The Importance of Validation
This is a key distinction – the true value of purchased SSL security arises from knowing that the owner of the cert is who they say they are, not simply that they have control of the domain they applied with.
Yes, absolutely right. DV checks the domain ownership, OV and EV check the actual organization behind.
The following points are all specific to LE (short for Let’s Encrypt), a currently in closed beta CA that will issue free DV certificates.
Short lifetimes – Free certs have 90-day lifetimes, standard. Though future automation may eliminate the need to renew every 90 days, short lifetimes will always mean more potential points of failure.
This is totally wrong. LE does this, but other CAs offer free one year certificates like StartSSL or WoSign.
No wildcards – Free certificates secure single domains only. They cannot secure multiple subdomains of a domain.
Right, there is no wildcard support in the current ACME spec, but this doesn’t mean that it’s not possible in the future. Once added to ACME, CAs like LE will probably support it.
Wrong, they can secure multiple subdomains, currently LE’s limit is 100 domain names per certificate.
Limited flexibility – To use free SSL, you must have root access to your servers and install and run code as a super-user.
Wrong, there are other ACME clients like no-sudo and there’s always the option of a manual issuance with the official LE client.
Additionally, free CAs place restrictions on issuing certs for domains that have existing certs from other CAs.
You totally didn’t get the point of that. This is LE specific and is a protection that all CAs should probably have, would really reduce the number of mis-issued certificates. You can always issue certificates, even if there’s already a service running by proving prove of ownership of the corresponding private key.

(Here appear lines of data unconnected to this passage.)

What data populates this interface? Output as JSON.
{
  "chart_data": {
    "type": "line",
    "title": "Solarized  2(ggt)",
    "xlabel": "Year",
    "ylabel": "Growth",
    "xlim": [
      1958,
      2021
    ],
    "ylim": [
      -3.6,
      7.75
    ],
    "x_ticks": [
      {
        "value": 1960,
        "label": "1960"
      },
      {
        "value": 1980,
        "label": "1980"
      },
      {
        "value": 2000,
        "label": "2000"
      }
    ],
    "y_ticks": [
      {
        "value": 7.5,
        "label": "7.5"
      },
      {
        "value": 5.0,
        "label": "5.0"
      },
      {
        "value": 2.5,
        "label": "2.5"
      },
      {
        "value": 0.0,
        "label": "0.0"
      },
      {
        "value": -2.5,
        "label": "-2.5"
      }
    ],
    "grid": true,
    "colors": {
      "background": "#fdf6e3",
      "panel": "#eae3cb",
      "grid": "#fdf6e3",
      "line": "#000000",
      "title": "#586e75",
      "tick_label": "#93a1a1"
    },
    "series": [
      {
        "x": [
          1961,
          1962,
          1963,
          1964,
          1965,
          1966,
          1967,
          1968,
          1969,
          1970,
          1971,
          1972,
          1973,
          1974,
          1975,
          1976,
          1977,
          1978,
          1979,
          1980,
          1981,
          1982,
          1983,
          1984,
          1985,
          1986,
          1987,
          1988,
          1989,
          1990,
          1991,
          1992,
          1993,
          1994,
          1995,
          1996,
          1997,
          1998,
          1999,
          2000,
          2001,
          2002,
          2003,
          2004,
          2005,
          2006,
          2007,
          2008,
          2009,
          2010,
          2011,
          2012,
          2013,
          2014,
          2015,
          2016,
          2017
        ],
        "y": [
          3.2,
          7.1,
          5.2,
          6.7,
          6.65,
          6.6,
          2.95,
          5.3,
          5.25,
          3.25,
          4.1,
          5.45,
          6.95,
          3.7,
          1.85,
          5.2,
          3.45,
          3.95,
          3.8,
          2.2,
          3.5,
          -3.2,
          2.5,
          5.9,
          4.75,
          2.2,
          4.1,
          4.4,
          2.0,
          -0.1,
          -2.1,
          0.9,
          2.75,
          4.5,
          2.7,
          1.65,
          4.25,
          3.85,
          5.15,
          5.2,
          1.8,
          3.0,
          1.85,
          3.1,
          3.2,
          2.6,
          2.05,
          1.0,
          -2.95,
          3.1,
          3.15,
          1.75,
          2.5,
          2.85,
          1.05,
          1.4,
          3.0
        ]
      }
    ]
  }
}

Build Trust with Purchased SSL
The paragraph is basically fine. Use OV and EV certificates and pay for them to improve trust and reduce the risk of forgery. But:
The levels of encryption, validation, and trust that business and commerce websites require are available only with purchased SSL.
Wrong, the encryption doesn’t depend on the certificate at all.
Seems like this post tries to defend Namecheap’s SSL business while arguing against Let’s Encrypt without even mentioning it. Let’s Encrypt will be in public beta on December 3rd. I hope it will increase the use of encryption and authentication in our today’s internet and make it more secure.